Sentivano che era sempre più difficile affiorare in superficie e respirare. Una di loro disse a voce alta:
– «Non ce la faccio più. E’ impossibile uscire da qui, questa roba non è fatta per nuotarci. Dato che morirò, non vedo il motivo per il quale prolungare questa sofferenza. Non comprendo che senso ha morire sfinita per uno sforzo sterile».
E detto questo, smise di scalciare e annegò con rapidità, venendo letteralmente inghiottita da quel liquido bianco e denso.
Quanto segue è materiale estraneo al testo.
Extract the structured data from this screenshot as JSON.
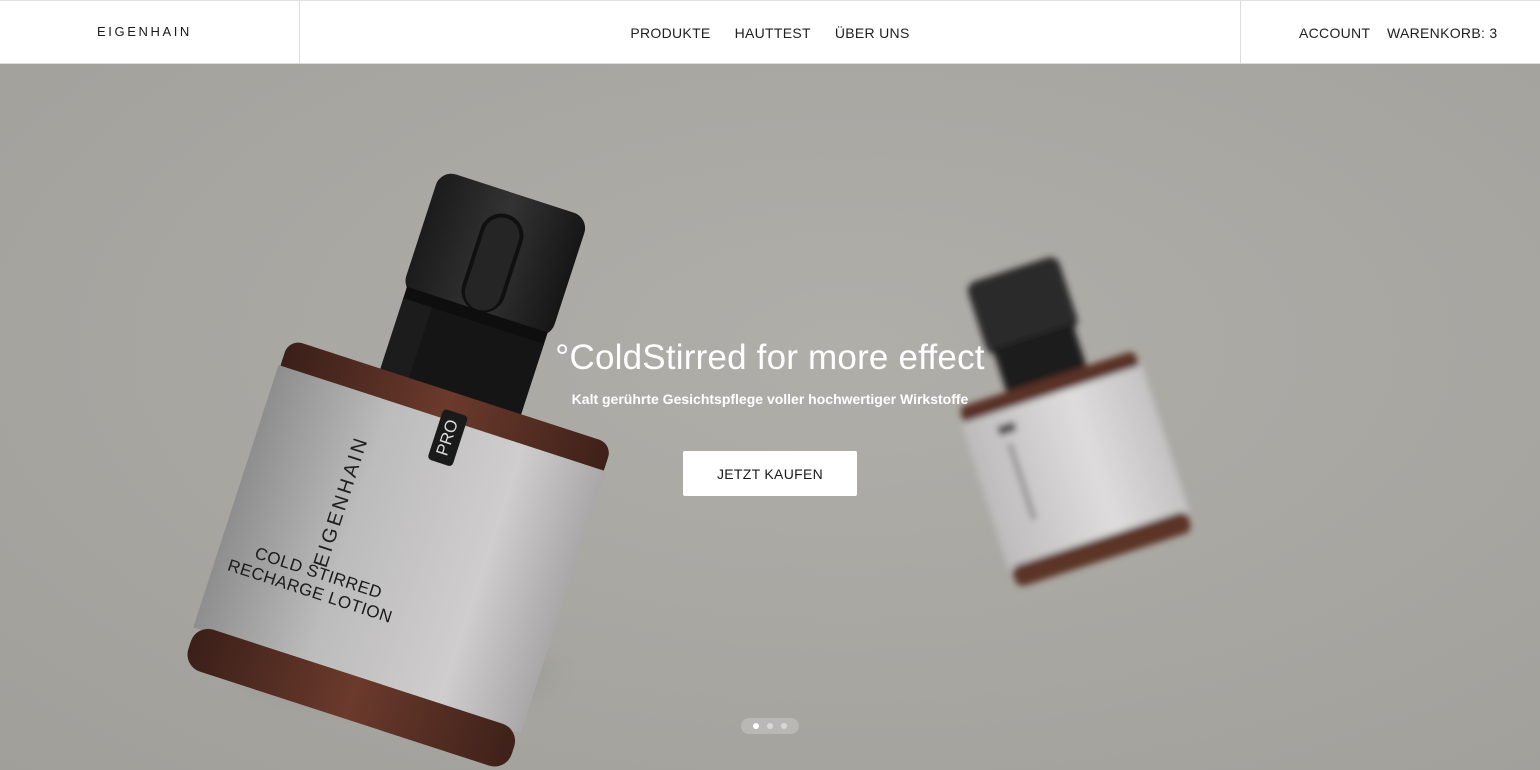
{
  "brand": {
    "logo_text": "EIGENHAIN"
  },
  "nav": {
    "items": [
      {
        "label": "PRODUKTE"
      },
      {
        "label": "HAUTTEST"
      },
      {
        "label": "ÜBER UNS"
      }
    ],
    "account_label": "ACCOUNT",
    "cart_label": "WARENKORB: 3"
  },
  "hero": {
    "title": "°ColdStirred for more effect",
    "subtitle": "Kalt gerührte Gesichtspflege voller hochwertiger Wirkstoffe",
    "cta_label": "JETZT KAUFEN",
    "slides_total": 3,
    "active_slide": 1,
    "product_label": {
      "badge": "PRO",
      "brand": "EIGENHAIN",
      "line1": "COLD STIRRED",
      "line2": "RECHARGE LOTION"
    }
  },
  "colors": {
    "hero_background": "#a8a6a1",
    "text_dark": "#1a1a1a",
    "white": "#ffffff"
  }
}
L’altra rana, più perseverante o forse più cocciuta, disse fra sé e sé:
– «Non c’è verso! Non si può fare niente per superare questa cosa. Comunque, dato che la morte mi sopraggiunge, preferisco lottare fino al mio ultimo respiro. Non vorrei morire un secondo prima che giunga la mia ora». E continuò a scalciare e a sguazzare sempre nello stesso punto, senza avanzare di un solo centimetro. Per ore ed ore! E ad un tratto… dal tanto scalciare, agitare e scalciare… La panna si trasformò in burro. La rana sorpresa spiccò un salto e pattinando arrivò fino al bordo del recipiente. Da lì, non gli rimaneva altro che tornare a casa gracidando allegramente.
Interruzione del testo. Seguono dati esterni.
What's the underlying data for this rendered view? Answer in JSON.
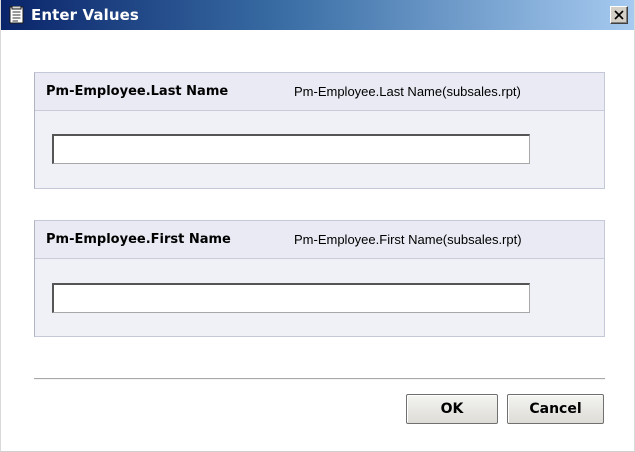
{
  "window": {
    "title": "Enter Values"
  },
  "parameters": [
    {
      "name": "Pm-Employee.Last Name",
      "description": "Pm-Employee.Last Name(subsales.rpt)",
      "value": "",
      "placeholder": ""
    },
    {
      "name": "Pm-Employee.First Name",
      "description": "Pm-Employee.First Name(subsales.rpt)",
      "value": "",
      "placeholder": ""
    }
  ],
  "buttons": {
    "ok_label": "OK",
    "cancel_label": "Cancel"
  },
  "icons": {
    "title": "document-icon",
    "close": "close-icon"
  },
  "colors": {
    "titlebar_start": "#0a246a",
    "titlebar_end": "#a6caf0",
    "section_bg": "#f0f1f7",
    "section_header_bg": "#e9eaf3"
  }
}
A che vi fa pensare questo raccontino?
C’è una morale?
Se vi è piaciuto ne metteremo altri….
Torniamo con SALVAGENTE DEL PC
Ed ecco due idee utili per risolvere alcuni problemi del computer
DEFRAMMENTAZIONE DELL’ HARD DISK
Una delle operazioni di manutenzione del PC da fare con regolarità, è la deframmentazione dell’hard disk. Sicuramente bisogna deframmentare dopo aver disinstallato molti software e cancellato molti file. Quest’operazione andrebbe fatta frequentemente ma spesso (dati i lunghi tempi di esecuzione) è trascurata. Ed è un male poiché tenere, i file correttamente frammentati contribuisce a velocizzare il computer e ad avere un sistema operativo che gira in maniera efficiente.
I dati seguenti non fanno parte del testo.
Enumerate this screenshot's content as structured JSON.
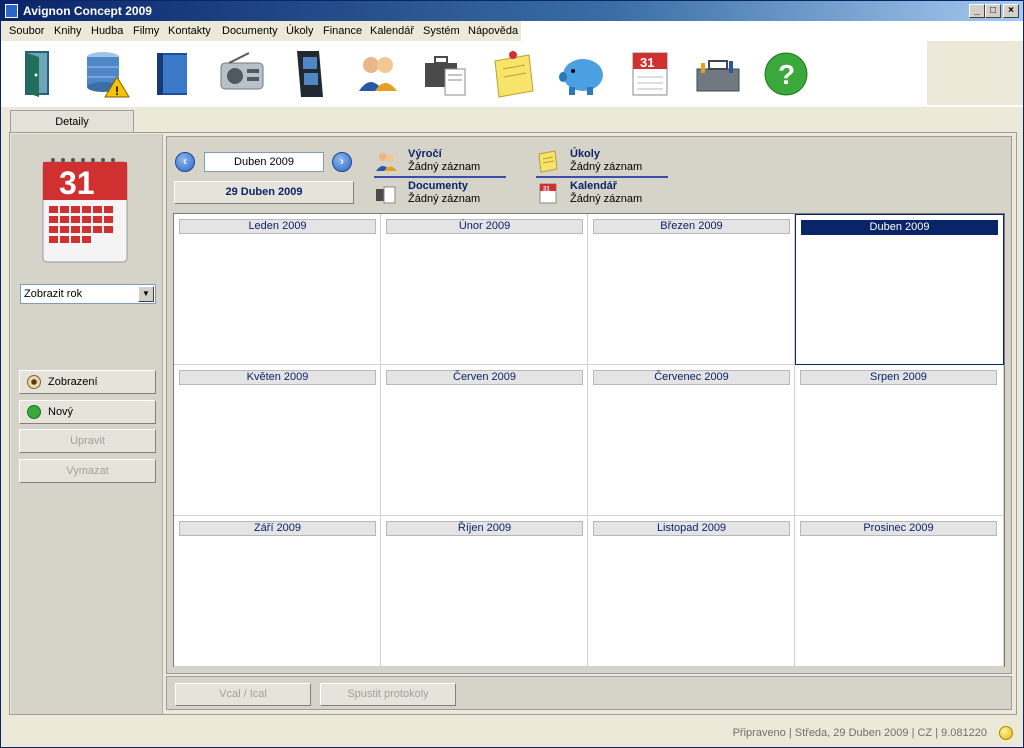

Cercherò di spiegarlo nel modo più semplice possibile.
Quando un file viene, “scritto” sull’hard disk è memorizzato nel primo spazio disponibile (settore); un file riguardo alla sua dimensione può occupare più di un settore. Dopo aver cancellato in precedenza molti file è probabile che per salvare un nuovo file non ci siano vicini tutti i settori che servono, per questo motivo le varie parti del file saranno salvate in settori dell’hard disk non attigui; così l’accesso al file sarà più lento.
Per trovarli il vostro pc farà molta più fatica, dovendo andarli a cercare qua e là, e ci metterà più tempo per la stessa ragione (è come leggere un libro cominciando dalla prima parola, poi saltando alla decima, poi alla centesima, poi ritornando alla quinta, poi alla trentesima e così via; è vero che il computer è veloce, tuttavia è ovvio che leggendo prima la prima parola, poi la seconda, poi la terza e così via, aumentate di parecchio l’efficienza). Dunque più fatica e più lentezza del pc.
I programmi di deframmentazione si occupano di sistemare tutti i frammenti dello stesso file mettendoli tutti in settori vicini, rendendo così l’accesso al file più veloce.
In Windows è già presente un programma per la deframmentazione:
Start->Programmi->Accessori->Utilità di sistema->Deframmentazione Dischi
Deframmentare è un’operazione semplicissima, che tutti sono in grado di fare. Basta lanciare il programma e dirgli di deframmentare.
Se non volete usare il programma di Windows (è un po’ lento) ci sono molti altri programmi free, uno buono e in italiano è Auslogics Disk Defrag . (http://auslogics-disk-defrag.softonic.it/.)
Deframmentazione veloce lavora solo sui file deframmentati, permette la deframmentazione di più dischi in un’unica operazione, la deframmentazione in tempo reale e l’arresto automatico del sistema a fine operazione.
Pulizia preventiva
Prima di lanciarsi in una deframmentazione, è bene eseguire qualche programma per pulire il sistema operativo dai file non più richiesti e non necessari. E’ un’operazione assolutamente indispensabile, per non tenere della spazzatura inutile sul pc. Per eseguire quest’operazione, si può utilizzare un programma come CCleaner (100% gratuito,italiano).
Ed eccovi un’idea pratica e semplice di Alfred, può essere molto utile
Un’idea che ho messo in pratica in questi giorni e che pare funzioni.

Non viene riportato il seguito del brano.